Issue: "Rolling the dice," Aug. 4, 2001

Cybercops
How far should the government go to protect intellectual property? Attorney General John Ashcroft walked into the middle of the debate last month when he announced nine special units to prosecute hacking and copyright violations. The 48 new prosecutors will work in cities where the problem is most acute: Los Angeles, San Diego, Atlanta, Boston, Dallas, Seattle, New York, Brooklyn, N.Y., and Alexandria, Va. Mr. Ashcroft said businesses spent $300 billion fighting hackers and computer viruses last year, but he also cautioned that federal action should help secure the Internet while not hindering its development. "There is perhaps nothing quite as distressing as the unintended consequences of well-intentioned government," he said. Still, some techies called it overkill. Thomas Greene, a writer for The Register, an influential technology news site, argues that companies could stop the problem themselves with "adequate access controls and proper network hygiene." Mr. Ashcroft is already taking heat from techies over the case of Dmitry Sklyarov, a 26-year-old Russian in Las Vegas who was arrested after attending the Def Con convention. He designed a scheme to break the encryption on Adobe Systems' e-books. Critics claim Mr. Sklyarov acted as the agent of a software company, not as a criminal deserving prosecution. Even Adobe, the injured party, called for the programmer's release. A statement withdrawing support for the prosecution said it "is not conducive to the best interests of any of the parties involved or the industry." Destructive worm
The Pentagon shut down public access to its websites for part of the day on July 23 to fight off an online threat called the Code Red worm. The program, which resembles a virus, spread more rapidly than any such threat in recent history. Its ultimate goal was to attack White House computers. Code Red exploits weaknesses in Microsoft software and defaces websites. It spread to at least 225,000 computers, mostly at businesses, posting up messages saying "Hacked by Chinese." The targets are machines running the server software with the Microsoft Windows NT 4.0 or Windows 2000 operating system and set to the English language. The FBI's National Infrastructure Protection Center called Code Red a significant threat that could "degrade services running on the Internet." While Microsoft released a patch for the software problem on its website, many users had not yet upgraded and became vulnerable. The Pentagon apparently decided that an ounce of public embarrassment was worth a pound of intrusion. "Most [Department of Defense] websites will not be accessible by the public until this worm no longer poses any threat to DOD networks," spokeswoman Lt.
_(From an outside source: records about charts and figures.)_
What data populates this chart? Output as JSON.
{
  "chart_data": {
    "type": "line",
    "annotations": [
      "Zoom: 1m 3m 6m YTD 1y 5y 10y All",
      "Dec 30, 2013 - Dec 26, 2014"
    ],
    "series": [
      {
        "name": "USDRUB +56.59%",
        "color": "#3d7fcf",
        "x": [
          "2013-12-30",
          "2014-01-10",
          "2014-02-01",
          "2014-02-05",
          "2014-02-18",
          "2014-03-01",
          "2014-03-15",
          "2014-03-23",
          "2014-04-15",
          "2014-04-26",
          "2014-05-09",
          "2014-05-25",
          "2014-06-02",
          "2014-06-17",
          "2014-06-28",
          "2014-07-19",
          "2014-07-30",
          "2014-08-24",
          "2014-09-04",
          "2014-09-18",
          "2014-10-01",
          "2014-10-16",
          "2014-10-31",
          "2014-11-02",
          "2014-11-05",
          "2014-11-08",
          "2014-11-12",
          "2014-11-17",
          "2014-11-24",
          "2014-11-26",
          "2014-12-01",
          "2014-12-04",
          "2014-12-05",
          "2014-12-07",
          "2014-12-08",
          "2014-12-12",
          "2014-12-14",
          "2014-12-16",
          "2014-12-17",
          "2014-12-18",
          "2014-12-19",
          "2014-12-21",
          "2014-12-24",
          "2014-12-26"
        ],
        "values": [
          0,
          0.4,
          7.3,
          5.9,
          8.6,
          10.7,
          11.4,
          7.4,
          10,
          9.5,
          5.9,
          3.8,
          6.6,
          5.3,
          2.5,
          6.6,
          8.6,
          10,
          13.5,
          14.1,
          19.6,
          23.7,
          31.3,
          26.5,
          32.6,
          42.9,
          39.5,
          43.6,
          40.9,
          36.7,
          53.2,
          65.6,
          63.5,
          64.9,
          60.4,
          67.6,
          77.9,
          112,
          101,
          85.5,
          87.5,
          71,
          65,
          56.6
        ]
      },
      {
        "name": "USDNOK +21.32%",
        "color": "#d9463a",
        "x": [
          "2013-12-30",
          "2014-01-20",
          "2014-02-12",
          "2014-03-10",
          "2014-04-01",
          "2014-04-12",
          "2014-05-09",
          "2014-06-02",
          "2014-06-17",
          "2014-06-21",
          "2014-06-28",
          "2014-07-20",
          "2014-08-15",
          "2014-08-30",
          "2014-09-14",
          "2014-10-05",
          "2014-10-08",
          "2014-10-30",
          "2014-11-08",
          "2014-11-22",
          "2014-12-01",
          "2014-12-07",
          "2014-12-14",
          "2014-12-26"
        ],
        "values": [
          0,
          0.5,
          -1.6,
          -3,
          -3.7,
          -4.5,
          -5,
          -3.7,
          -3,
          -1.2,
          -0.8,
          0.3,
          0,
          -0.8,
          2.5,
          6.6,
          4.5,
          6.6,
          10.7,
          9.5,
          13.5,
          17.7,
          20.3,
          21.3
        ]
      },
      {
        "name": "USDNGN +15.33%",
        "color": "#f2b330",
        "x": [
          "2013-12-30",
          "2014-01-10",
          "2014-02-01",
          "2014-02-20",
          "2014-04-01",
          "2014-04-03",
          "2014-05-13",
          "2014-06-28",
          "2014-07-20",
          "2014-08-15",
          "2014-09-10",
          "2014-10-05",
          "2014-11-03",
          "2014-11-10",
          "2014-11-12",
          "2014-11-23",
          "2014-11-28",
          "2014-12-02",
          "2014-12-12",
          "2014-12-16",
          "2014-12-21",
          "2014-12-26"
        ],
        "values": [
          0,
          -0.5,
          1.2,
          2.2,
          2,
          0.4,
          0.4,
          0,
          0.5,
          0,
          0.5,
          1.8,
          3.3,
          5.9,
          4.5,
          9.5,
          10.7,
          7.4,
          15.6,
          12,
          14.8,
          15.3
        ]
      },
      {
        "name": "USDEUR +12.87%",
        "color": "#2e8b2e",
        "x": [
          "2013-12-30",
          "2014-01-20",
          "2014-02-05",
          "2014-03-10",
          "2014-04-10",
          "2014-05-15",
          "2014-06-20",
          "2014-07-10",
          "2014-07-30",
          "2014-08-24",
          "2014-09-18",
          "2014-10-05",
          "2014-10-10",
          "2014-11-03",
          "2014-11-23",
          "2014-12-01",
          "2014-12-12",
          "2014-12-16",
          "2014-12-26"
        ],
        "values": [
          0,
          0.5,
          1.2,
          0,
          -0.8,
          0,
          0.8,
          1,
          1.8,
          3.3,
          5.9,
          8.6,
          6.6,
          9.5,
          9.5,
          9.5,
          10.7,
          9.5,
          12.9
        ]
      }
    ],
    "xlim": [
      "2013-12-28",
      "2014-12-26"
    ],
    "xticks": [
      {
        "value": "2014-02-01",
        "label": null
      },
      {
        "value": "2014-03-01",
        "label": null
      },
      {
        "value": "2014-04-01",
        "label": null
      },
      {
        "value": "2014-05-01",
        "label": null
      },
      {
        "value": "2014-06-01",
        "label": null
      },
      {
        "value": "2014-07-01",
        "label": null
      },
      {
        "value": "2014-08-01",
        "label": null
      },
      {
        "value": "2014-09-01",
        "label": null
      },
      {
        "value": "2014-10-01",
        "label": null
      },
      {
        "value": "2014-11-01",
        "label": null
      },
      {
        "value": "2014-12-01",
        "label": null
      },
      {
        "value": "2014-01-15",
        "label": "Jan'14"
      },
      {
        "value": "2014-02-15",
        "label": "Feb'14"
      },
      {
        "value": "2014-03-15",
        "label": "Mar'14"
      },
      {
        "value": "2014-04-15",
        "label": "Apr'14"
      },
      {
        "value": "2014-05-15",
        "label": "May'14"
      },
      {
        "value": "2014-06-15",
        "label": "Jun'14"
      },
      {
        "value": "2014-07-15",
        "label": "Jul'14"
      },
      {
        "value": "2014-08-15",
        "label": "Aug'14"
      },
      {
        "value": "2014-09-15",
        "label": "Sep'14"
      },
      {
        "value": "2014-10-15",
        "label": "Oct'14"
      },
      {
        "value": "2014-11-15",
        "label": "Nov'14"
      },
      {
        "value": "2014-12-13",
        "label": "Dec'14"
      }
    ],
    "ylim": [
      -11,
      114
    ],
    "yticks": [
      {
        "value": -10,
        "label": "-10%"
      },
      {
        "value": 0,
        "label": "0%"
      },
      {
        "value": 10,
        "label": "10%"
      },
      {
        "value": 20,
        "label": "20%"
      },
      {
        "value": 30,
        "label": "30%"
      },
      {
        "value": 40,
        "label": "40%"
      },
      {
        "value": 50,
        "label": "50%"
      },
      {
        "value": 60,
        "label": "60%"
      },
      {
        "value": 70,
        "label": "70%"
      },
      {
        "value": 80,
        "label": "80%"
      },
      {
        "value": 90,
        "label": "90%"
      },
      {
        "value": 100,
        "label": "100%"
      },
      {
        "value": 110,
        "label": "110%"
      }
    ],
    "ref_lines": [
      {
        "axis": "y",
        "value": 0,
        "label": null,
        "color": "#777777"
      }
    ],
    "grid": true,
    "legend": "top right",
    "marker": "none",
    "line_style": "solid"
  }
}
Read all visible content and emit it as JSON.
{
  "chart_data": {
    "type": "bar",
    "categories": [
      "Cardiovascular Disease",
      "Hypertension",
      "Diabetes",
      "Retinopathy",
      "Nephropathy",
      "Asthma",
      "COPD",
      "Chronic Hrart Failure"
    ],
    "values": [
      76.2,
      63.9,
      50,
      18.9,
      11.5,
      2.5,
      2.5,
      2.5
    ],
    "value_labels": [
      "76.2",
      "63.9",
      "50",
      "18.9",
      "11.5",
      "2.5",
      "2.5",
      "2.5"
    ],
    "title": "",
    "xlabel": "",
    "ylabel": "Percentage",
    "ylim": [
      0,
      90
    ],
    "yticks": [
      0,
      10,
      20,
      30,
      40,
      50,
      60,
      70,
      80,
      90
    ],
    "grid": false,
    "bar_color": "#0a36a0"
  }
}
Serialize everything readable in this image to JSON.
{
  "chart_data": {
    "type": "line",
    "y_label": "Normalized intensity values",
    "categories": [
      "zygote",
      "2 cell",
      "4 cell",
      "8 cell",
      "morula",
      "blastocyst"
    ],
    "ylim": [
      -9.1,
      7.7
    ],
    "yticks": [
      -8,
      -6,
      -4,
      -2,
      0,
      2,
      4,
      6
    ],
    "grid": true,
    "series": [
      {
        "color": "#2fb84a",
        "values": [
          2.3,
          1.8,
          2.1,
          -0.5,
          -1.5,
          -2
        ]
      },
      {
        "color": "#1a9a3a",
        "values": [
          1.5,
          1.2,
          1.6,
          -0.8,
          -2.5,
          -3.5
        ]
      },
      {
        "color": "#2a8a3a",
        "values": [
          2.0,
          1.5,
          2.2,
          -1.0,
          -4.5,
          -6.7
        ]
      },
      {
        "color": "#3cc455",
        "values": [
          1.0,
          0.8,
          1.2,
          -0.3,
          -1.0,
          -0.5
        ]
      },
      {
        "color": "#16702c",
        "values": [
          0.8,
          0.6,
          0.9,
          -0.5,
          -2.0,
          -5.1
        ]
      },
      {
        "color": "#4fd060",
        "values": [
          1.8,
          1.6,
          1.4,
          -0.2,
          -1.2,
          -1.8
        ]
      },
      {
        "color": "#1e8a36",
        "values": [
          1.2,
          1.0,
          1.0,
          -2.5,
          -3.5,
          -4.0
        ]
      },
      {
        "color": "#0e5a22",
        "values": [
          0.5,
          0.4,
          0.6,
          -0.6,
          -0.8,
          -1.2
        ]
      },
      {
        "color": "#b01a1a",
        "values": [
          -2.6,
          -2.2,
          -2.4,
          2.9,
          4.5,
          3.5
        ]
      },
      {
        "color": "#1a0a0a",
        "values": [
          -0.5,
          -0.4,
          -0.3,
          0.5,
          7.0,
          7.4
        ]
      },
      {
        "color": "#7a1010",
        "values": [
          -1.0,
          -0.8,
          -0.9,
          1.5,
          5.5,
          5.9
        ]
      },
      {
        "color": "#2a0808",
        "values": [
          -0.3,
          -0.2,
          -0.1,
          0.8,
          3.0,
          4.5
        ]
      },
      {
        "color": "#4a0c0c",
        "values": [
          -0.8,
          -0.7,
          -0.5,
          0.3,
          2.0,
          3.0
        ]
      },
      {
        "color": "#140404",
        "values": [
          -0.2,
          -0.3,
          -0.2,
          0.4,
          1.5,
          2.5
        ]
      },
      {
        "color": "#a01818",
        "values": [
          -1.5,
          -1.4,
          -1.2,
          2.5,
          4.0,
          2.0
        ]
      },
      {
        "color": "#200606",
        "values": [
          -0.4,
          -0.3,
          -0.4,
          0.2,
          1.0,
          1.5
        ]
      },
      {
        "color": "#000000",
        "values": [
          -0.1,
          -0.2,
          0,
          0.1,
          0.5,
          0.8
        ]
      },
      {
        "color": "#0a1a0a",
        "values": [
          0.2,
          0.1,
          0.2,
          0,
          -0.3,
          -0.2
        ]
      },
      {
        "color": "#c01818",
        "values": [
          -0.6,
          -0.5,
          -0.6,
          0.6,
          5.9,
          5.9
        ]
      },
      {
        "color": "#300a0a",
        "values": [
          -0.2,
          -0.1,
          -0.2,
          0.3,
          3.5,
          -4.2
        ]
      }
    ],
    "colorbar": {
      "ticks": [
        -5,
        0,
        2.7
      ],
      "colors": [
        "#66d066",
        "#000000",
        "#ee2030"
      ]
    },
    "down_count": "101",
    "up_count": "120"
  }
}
Col. Catherine Abbott said. The origin of the virus is as yet unknown. The name "Code Red" referred to a Mountain Dew flavor consumed by programmers at eEye Digital Security who spotted the worm. Code Red was set to infiltrate as many computers as possible, then attack an IP address (the Internet equivalent of a phone number) used by the Bush administration. The White House dodged the attack by changing the address. Space cadet
Brian Walker plans to strap himself to a 24-foot rocket packing 9,000 pounds of fuel, light it up, and shoot himself into space. He's serious. Mr. Walker is an inventor who made his fortune in the toy business-and his boldest project is what he calls Earthstar One. This rocket will shoot Mr. Walker 35 miles above the Earth's surface, then drop its fuel tank and activate a thruster that will send him back to the ground. "I don't care if people think I'm nuts," Mr. Walker said. "If I hadn't lived this life, I'd think I was nuts, too." He says he's dreamed about space flight since he saw the Apollo flights on TV when he was a kid. Mr. Walker has spent at least $250,000 preparing to blast himself into space. He hired a 24-year-old community college student named David Engeman to help work in his "Rocket Ranch." He attended a cosmonaut-training course last year in Russia, the same one attended by millionaire space tourist Dennis Tito. He even paid $11,000 to take a 30-minute ride in a Russian MiG. Call it genius or a Peter Pan fantasy, but Mr. Walker plans to don a Russian space suit and shoot into the air from the Alvord Desert next summer. He will guide the rocket with only a throttle, but will have two parachutes and an ejection seat at the ready. The whole story is detailed on Mr. Walker's website, Rocketguy.com.